What will my wife Air be doing? My daughters Marina and Lolo? What will they have studied, how will they spend their time and earn a living? Will my kids have children of their own? Grandchildren? Will there be parts of their lives I’d find hard to comprehend right now?
What to know, now that I’m dead
There can’t be answers today. While I was still alive writing this, I was sad to know I’ll miss these things—not because I won’t be able to witness them, but because Air, Marina, and Lauren won’t have me there to support their efforts.
It turns out that no one can imagine what’s really coming in our lives. We can plan, and do what we enjoy, but we can’t expect our plans to work out. Some of them might, while most probably won’t. Inventions and ideas will appear, and events will occur, that we could never foresee. That’s neither bad nor good, but it is real.
I think and hope that’s what my daughters can take from my disease and death. And that my wonderful, amazing wife Airdrie can see too. Not that they could die any day, but that they should pursue what they enjoy, and what stimulates their minds, as much as possible—so they can be ready for opportunities, as well as not disappointed when things go sideways, as they inevitably do.
I’ve also been lucky. I’ve never had to wonder where my next meal will come from. I’ve never feared that a foreign army will come in the night with machetes or machine guns to kill or injure my family. I’ve never had to run for my life (something I could never do now anyway). Sadly, these are things some people have to do every day right now.
A wondrous place
The world, indeed the whole universe, is a beautiful, astonishing, wondrous place. There is always more to find out. I don’t look back and regret anything, and I hope my family can find a way to do the same.
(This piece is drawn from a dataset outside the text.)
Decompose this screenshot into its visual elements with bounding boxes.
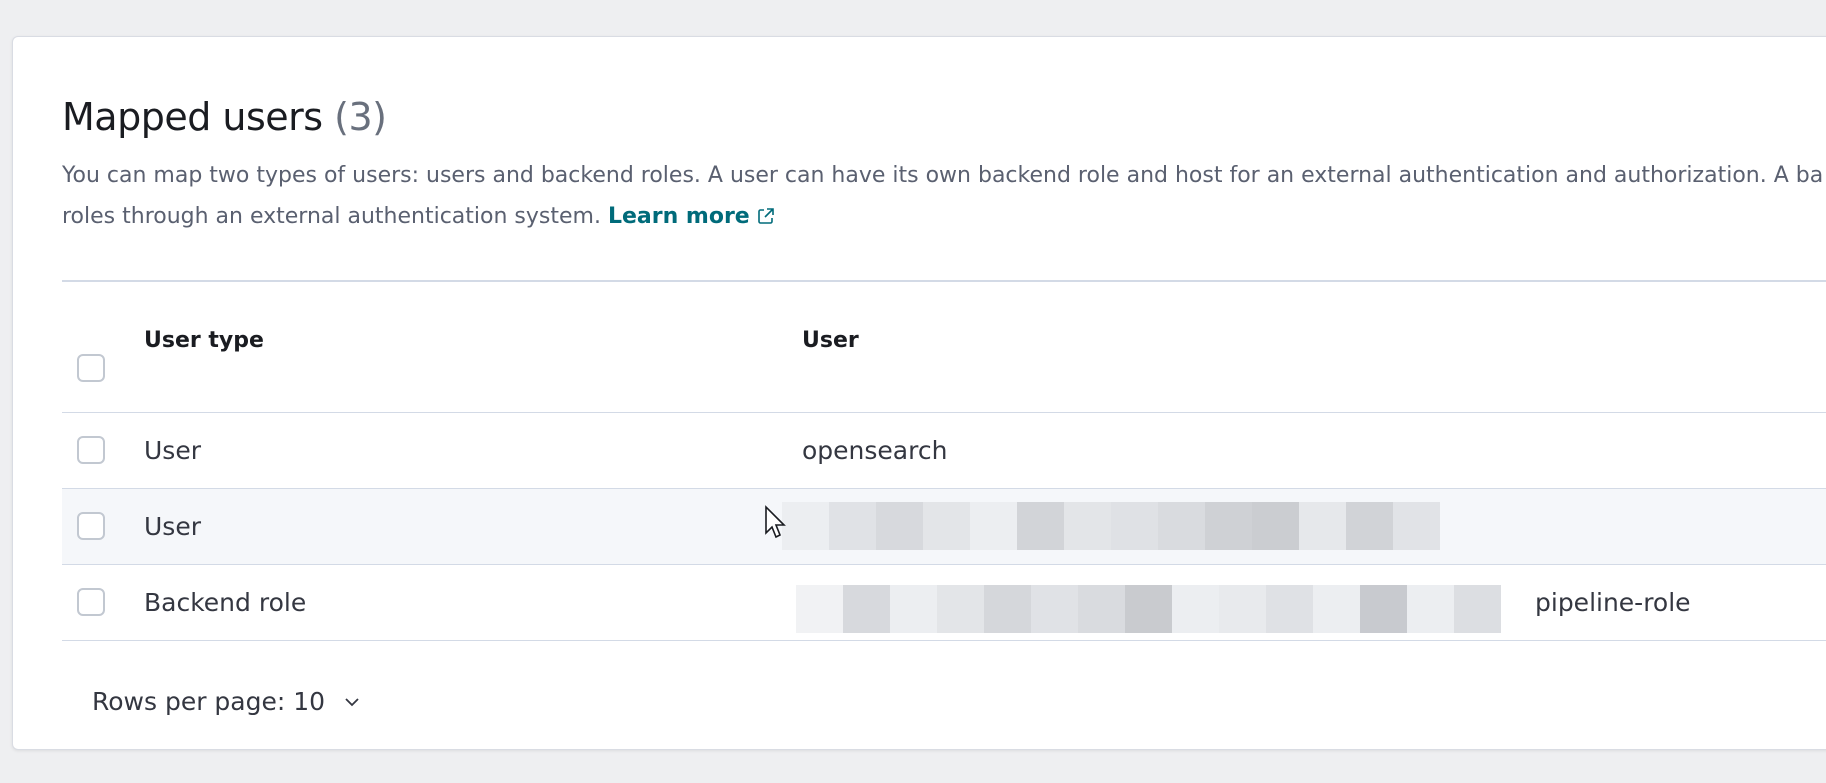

What is true is that I loved them. Lauren and Marina, as you mature and become yourselves over the years, know that I loved you and did my best to be a good father.
Airdrie, you were my best friend and my closest connection. I don’t know what we’d have been like without each other, but I think the world would be a poorer place. I loved you deeply, I loved you, I loved you, I loved you.